In 1926, Edna Gannaway began printing the Camas Hot Springs Exchange out of her home on the Flathead Indian Reservation in Camas, Montana. On June 30, 1938, her son Harry Billings and daughter-in-law, Gretchen Garber, took over the editorial and management needs of the Exchange, the self-proclaimed official Sanders County paper. Billings' first opinion column described his editorial policy as "one of constructive criticism with as few disparaging statements about individuals as the codes of public decency will permit." He also assured readers that the paper would attempt to understand and present opposite points of view, and he consistently took a neutral stance unless he believed someone committed an injustice, such as in the January 29, 1942 editorial when he exclaimed that people were using "patriotism as a shield for intolerant statements they make."

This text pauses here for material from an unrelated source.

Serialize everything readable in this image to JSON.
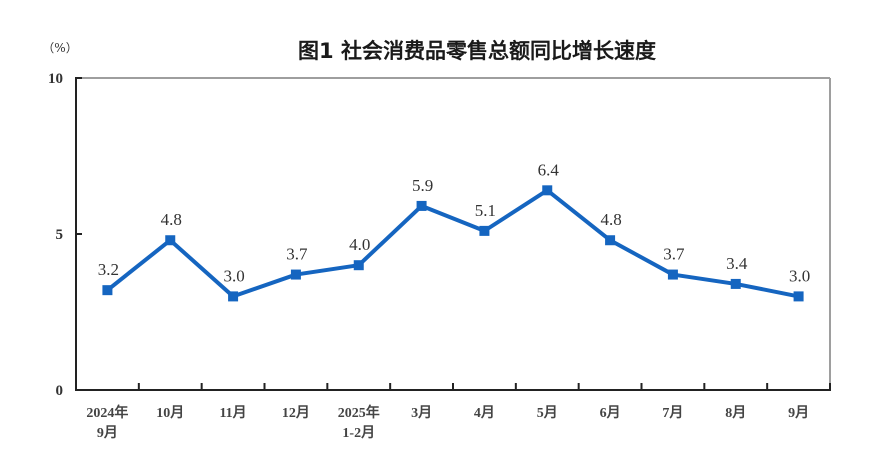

The Camas Hot Springs Exchange ran syndicated articles, including national and international news, society notes, fiction serials, Montana News Inserts, and comics. It focused on local news, giving the most attention to business, schools, agriculture, women's clubs, and the comings and goings of communities in the region, such as Lonepine, Camas Prairie, Thompson Falls, Plains, and Cottonwood. Billings and Garber saw the paper through the New Deal, the Indian Reorganization Act, and beginning of European conflicts that led to WWII, leaving the paper on August 27, 1942, after Harry announced his employment with a Kodiak, Alaska construction company. The couple continued newspaper work after World War Two at the People's Voice in Helena, Montana, where they received the 1958 Sidney Hillman Award for reporting.

September 3, 1942 marked Edna Gannaway's return as editor. In October 1942, she moved the newspaper offices to the more densely populated town of Hot Springs, Montana. Her editorials served as a community conscience. Her column on November 12, 1942, reminded citizens to "exercise their right to vote."  And in 1955, Gannaway explained her view of party politics, declaring "we [the editorial staff] are neither Democrat nor Republican--just can't see any appreciable difference." Under Gannaway's tenure, the paper slimmed down from eight pages to four and served the community through World War Two, the Williston Basin Oil Field discovery, and the Korean War. As in previous decades, the Exchange continued to focus on local news, with the front page consistently featuring obituaries.

A member of the Montana Press Association and Women's Press Association, Gannaway declared in her last editorial (what she called an Ednatorial) on December 17, 1959, that she was retiring. Exemplifying the paper's commitment to local news, she said she "always tried to make known the people who do the things that are good for the commmunity." The paper ceased publication with Gannaway's retirement, and she moved to Helena to be close to family.